Editorial

Dr. Venkita S. Suresh

Group Medical Director, Kauvery Hospitals, India

Email: [email protected]

dr venkita suresh

Dear Kauverians

The KAUVERIAN Is delighted and proud to soon bring you Part 1 of the Special Issue of the KAUVERIAN, honoring the International Day of Emergency Medicine, on 27 May 22.

This twin – issue brings out in stark relief THREE extraordinary phenomena!

The FIRST is that more than THIRTY papers have already poured into our inbox from FOUR Emergency Medicine departments-Chennai, Trichy Cantonment, Hosur, and Salem; and they are still coming!

The SECOND is that these are all from young authors who found that they have something important to say from their working lives, and they have said it very well indeed.

These young authors are doctors, nurses, and ER Technicians.

The THIRD is that this issue celebrates the invaluable and incomparable value of MENTORSHIP in MEDICINE.

Dr. Santhosham from Trichy Cantonment, Dr. Aslesha from Chennai, Dr. Sriramajayam from Hosur, and Dr. Abhirami from Salem have moved heaven and earth to motivate their young professionals serving in Emergency Medicine to portray/paint/sculpt their experience at the ER, in words. They have painstakingly edited those creations before they dispatched them to us here at the production team.

I sat over last weekend NONSTOP to give the finishing touch to each paper.

Now my colleague and technical editor Dr. Prabhaharan shall have to burn the midnight oil to process and format them and work with our tireless colleagues Jeyakumar and colleagues to publish them on or before time.

I close with some unbelievably touching, heart-lifting, soul-satisfying quotes from our young authors on this edition!

(1). Hope is Life

The life of a dying patient with organ failure is like being in a traffic jam, where he/she just needs a green corridor to go through and emerge with new hope for life. I hope I will be a part of many such Green Corridor missions in the future and add hope to someone’s life and loved ones!!!

(2). Emergency Medicine delivers at the front line of hospital medicine.

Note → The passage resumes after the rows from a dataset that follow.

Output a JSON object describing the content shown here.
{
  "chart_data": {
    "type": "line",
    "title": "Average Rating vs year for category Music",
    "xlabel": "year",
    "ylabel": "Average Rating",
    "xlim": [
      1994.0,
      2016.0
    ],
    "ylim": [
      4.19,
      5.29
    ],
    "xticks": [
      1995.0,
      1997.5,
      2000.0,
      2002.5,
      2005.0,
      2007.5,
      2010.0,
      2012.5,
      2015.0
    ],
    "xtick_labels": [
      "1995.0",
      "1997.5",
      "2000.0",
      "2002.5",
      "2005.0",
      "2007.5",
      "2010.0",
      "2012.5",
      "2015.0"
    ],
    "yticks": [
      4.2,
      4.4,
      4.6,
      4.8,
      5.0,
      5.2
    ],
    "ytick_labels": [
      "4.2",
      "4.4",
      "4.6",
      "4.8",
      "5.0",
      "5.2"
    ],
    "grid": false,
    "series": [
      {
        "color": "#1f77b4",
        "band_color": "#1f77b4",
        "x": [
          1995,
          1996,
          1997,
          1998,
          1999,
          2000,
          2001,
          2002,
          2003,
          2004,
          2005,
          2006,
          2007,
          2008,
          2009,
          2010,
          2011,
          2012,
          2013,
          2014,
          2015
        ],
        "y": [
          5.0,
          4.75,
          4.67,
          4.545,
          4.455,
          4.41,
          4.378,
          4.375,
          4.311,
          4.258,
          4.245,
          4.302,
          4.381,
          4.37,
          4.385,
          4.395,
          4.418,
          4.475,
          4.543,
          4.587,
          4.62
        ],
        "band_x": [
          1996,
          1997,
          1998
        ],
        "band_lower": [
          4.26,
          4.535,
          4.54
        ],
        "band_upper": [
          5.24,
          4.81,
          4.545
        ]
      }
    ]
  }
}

We have been at the forefront of the battlefield of COVID ever since early 2020. To be an Emergency Physician is a demanding career that demands uncompromising perfection in clinical knowledge and skill, applied with speed and precision. You need to give it all that you have to make you an effective Emergency physician. Once you perfect your skill sets, you would achieve a sense of job satisfaction which no other job in the world can match.

(3). We all fought the great COVID battle together and we will forever be proud of our profession that we were able to serve people at the time of their most vulnerable and weakest moment.

When their own family members weren’t beside them, we got to be their healing hands. As Mother Teresa once said – “Hands that heal are greater than lips that pray”.

We, nurses, had the prayers of our families, friends, and colleagues to strengthen our hands. Together we fought this battle with our determined minds and big brave hearts.

(4). Our calm attitude seems to gravitate to people who come to us and are around us.

It is because we, as emergency nurses, always stay calm, and focused on swift and safe actions. We are ever ready to do any task assigned to us, in our own crazy style. But at the end of the day, nobody can handle unusual situations the way we do it, with finesse and panache. I love working in the ER”

(5). The day of a nurse in the ‘Emergency’ is unpredictable.

It is a roller coaster ride over the rails of expectations, emotions, endeavor, and excitement when you see off our patient to a safe destination. One moment you are high, the next moment you could get low! At the peak, you feel great when you save a patient, at the low point you could break down and cry when you lose!

(6). As an emergency staff nurse, I am confident to recognize this abnormal rhythm and initiate the quick management of VT.

With the swift decision made in time, we reverted this patient to normal sinus rhythm within 20 min of arrival in the ED and managed to save this man’s life.

(7). “One doesn’t ask of one who suffers what is your country and religion?

One merely says – you suffer, that is enough for me, you belong to me and I shall help you” – Emergency Department

(8). “A Nurse is one who opens the eyes of a newborn, and gently closes the eyes of a dying man.

It’s indeed a blessing to be the first and the last to witness the beginning and the end of life”.

I am proud to be a Registered Nurse at the ER

(9). A doctor is someone capable of saving and helping others in ways that are not possible in other careers.

I feel proud to work in one of the most modern and state-of-the-art multispecialty tertiary care hospitals in Chennai.

(10). Never give up on life – the life you save may restore hope to a family!!!

Dr. Sheelu Srinivas, Kauvery ECB, by paying a thoughtful tribute to Dr. Prabakar Reddy, Chief of ER, pays a rich complement,

“Welcome to the Dance floor” to the ER leaders and team at every one of our eight ERs!

Kindly do not hesitate; to read and write for the KAUVERIAN

What you write may change or save lives.